グイン・サーガ(1)

グイン・サーガ 1―早川書房刊「グイン・サーガ」シリーズより (CR COMICS)

グイン・サーガ 1―早川書房刊「グイン・サーガ」シリーズより (CR COMICS)

原作に思いいれがある作品の「別メディア化」は大抵「腑に落ちない」ということが多いのですが*1、あの「クソ長い(失礼)」グインを、どうマンガ化するのか? と若干サド的な観点と、かつ同時にマゾ的な心持で購入。


帯に「栗本薫 絶賛!!」とあるけど、まぁ「帯」に、「イマイチ」というわけにも行かないわな。それに、コメントは褒めてはいない→

この物語は「川」です。一緒にどこまでも流れていって下さい

うむ。
作品の出来云々についてはココで気付くべきなのですが、文句を言いたいS的観点と、文句を言うに違いないのに買ってしまうM的観点が相まって購入。


で、読んでみた。

薄い!!! 薄すぎる!!! 


「絵のない文字ベースの(あるいは絵はあるけどスゴイ重厚な挿絵)作品の)マンガ化という「ハンデ」があるにせよ「絵が薄い」。なんかグインの頭もカラダも変。
私のグインの脳内イメージは「過去の作品の挿絵」と「来留間慎一(現・秋恭摩)氏」のデビュー作?のバトルロイヤル・ハイスクール(魔人(神)伝の前身)のアレなのですが、それに比べても薄い…。
絵をすでに「そう感じてしまっている」ので、台詞もなんか上滑りになっちゃうし…


あと「話が薄い」
…ああと、でも、コレは「マンガという表現方法と小説との違い」もあるし…。

例:リンダとレムスを救うためのグインの最初の乱闘シーンに際し、リンダが「なんて神々しい…」とかいうんだけど、それまでグインは素手で敵兵の足もって振り回して他の敵兵をなぎたおしてたり、敵兵の剣をうばって、南斗水鳥拳バリに敵をスライスしてたりするのですよ。

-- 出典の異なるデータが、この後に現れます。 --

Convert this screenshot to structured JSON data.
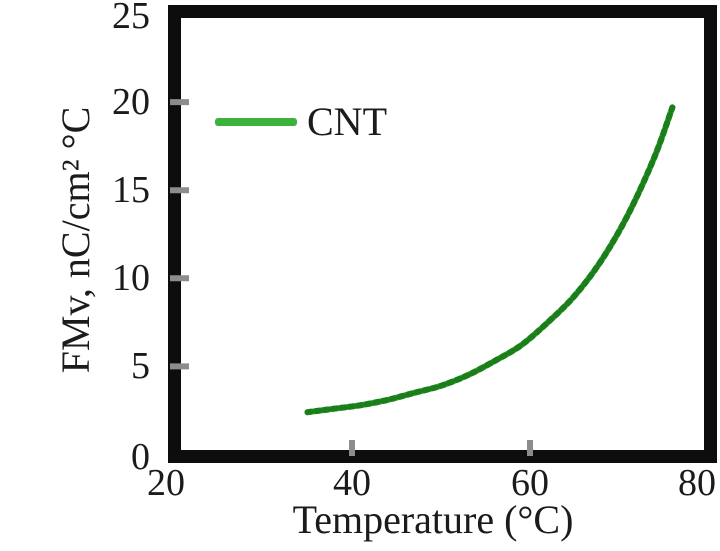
{
  "chart_data": {
    "type": "line",
    "title": "",
    "xlabel": "Temperature (°C)",
    "ylabel": "FMv, nC/cm² °C",
    "xlim": [
      20,
      80
    ],
    "ylim": [
      0,
      25
    ],
    "xticks": [
      20,
      40,
      60,
      80
    ],
    "yticks": [
      0,
      5,
      10,
      15,
      20,
      25
    ],
    "xtick_labels": [
      "20",
      "40",
      "60",
      "80"
    ],
    "ytick_labels": [
      "0",
      "5",
      "10",
      "15",
      "20",
      "25"
    ],
    "tick_marks": {
      "x": [
        40,
        60
      ],
      "y": [
        5,
        10,
        15,
        20
      ]
    },
    "grid": false,
    "legend": {
      "position": "upper-left",
      "entries": [
        "CNT"
      ]
    },
    "series": [
      {
        "name": "CNT",
        "x": [
          35,
          38,
          41,
          44,
          47,
          50,
          53,
          56,
          59,
          62,
          65,
          68,
          71,
          74,
          76
        ],
        "y": [
          2.4,
          2.6,
          2.8,
          3.1,
          3.5,
          3.9,
          4.5,
          5.3,
          6.2,
          7.5,
          9.0,
          11.0,
          13.6,
          16.9,
          19.7
        ]
      }
    ],
    "colors": {
      "curve": "#3cb13c",
      "curve_dark": "#1b7e1b",
      "axis_border": "#0d0d0d",
      "tick": "#8c8c8c",
      "text": "#1b1b1b"
    }
  }
}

小説であれば「リアルタイム的には「事実(無残な敵兵とリンダが同じ空間・時間にいる)」であってもある程度描写(行数)を加えることで、グインは強い、という印象だけ残して、リンダの感想につなげることが出来る」のですが、マンガで妙に「そのシーンをリアルタイムで描こうとする」と、「なんだかこっけいな構成」になってしまうのではないかと。(あとは今風の文脈で「スゴイ」ってなったときにグロ・残酷性も求められている、と(作者なり編集部なりが)判断したのかもしれませんが)

あと、栗本氏が「語りすぎる」傾向もある(重厚な語り+長々モノローグ)ので、これはこれでしょうがないか。

うーん、イシュトもなんだか中途半端だし、アムネリスも…(でも、これから先、徐々に顔つきが変わっていくというのもアリといえばアリか)


そして!!! スニが「猿っぽい人間」!!!なんだかこれもなぁ。もちっと「ほとんど猿」というイメージだったのですが、これだと「あわよくばサルの女人化で萌えファン狙い」ともいえなくもない感じ。あ、でもやっぱ猿っぽいかw 目の辺りとか

毒島獣太のコミカライズの際のヒルコもそうでしたが、この手の「現在の社会に存在しない状態を表現する」場合、文字だけ媒体だとイメージさせるために「直接的な比喩」が入ってイメージを共有させるけど、マンガ(絵+文字)の場合は直接的に伝えられるから「手心(調整)」が加わる、ということか?

まぁ、スニはさして重要ではないので、ココまで語らんでもいいのですがw

それにしても、まぁ、2巻購入はないな…。